# DD 214 Increased Social Security Benefits For Vets



## k2muskie (Oct 6, 2007)

Another tid-bit of information passed along today.

DD 214 Increased Social Security Benefits For Vets

DD FORM 214 -- EXTRA SOCIAL SECURITY BENEFIT for those with active duty between January 1957 to December 31, 2001 
See the web site & notes below to possibly increase your Social Security Benefits.

DD FORM 214 -- SOCIAL SECURITY BENEFIT Please share this with anyone who had active duty service between January 1957 to December 31, 2001, and planning for retirement. In a nutshell it boils down to this:

You qualify for a higher social security payment because of your Military service, for active duty any time from 1957 through 2001 (the program was done away with 1 January 2002). Up to $1200 per year of earnings credit credited at time of application - which can make a substantial difference in social security monthly payments upon your retirement.

*You must bring your DD-214 to the Social Security Office and you must ask for this benefit to receive it!*

Soc Sec website:

http://www.ssa.gov/retire2/military.htm

This is something to put in your files for when you apply for Social Security down the road.. It is NOT just for retirees, BUT anyone who has served on active duty between January 1957 to December 31, 2001.

FYI - *this benefit is not automatic, you must ask for it!* We've all been on active duty between 1957 and 2001 or know someone who has.

Passing on good information for all you military folks when you apply for social security. I know this may be too early for some of you to think about social security but, keep living and you will get there.

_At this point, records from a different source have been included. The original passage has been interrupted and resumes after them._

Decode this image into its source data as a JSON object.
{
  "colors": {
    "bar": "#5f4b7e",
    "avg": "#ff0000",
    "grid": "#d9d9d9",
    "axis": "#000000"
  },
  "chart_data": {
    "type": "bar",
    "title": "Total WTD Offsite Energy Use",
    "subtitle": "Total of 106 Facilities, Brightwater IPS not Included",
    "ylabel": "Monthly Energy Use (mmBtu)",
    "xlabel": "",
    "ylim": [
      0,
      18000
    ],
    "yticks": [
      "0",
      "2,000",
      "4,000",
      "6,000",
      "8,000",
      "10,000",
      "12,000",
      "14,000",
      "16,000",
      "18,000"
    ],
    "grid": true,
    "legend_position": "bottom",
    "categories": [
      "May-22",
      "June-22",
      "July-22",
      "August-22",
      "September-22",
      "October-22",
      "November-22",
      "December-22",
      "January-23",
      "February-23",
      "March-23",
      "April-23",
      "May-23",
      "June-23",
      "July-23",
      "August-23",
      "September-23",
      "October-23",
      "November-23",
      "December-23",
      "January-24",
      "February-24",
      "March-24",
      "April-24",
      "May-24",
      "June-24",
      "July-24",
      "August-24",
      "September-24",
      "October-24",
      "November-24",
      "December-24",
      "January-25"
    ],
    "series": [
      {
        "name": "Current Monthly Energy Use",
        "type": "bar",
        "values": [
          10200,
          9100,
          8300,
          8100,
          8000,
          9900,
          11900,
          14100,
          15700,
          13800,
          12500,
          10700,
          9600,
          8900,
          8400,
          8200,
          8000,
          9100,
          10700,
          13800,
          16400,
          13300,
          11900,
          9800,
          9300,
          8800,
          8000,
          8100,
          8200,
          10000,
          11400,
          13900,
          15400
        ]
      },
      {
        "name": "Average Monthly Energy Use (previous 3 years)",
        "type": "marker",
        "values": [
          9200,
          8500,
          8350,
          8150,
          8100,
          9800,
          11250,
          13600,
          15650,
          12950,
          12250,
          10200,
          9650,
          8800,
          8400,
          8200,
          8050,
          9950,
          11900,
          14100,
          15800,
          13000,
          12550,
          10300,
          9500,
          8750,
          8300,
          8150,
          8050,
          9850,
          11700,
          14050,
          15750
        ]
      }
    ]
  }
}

Regional Resource Coordinator

Maryland's Commitment to Veterans Project State of Maryland- Southern Region Human Services Partnership Building La Plata, Maryland 2064


----------



## bowgy (Oct 10, 2007)

Thanks K2, I fall into that time frame but still a few years from retirement age :O•-:


----------



## stillhunterman (Feb 15, 2009)

Thanks much K2! I am getting close to that golden age, so it will definately come in handy!


----------



## Guest (Dec 8, 2011)

that good info; thank you


----------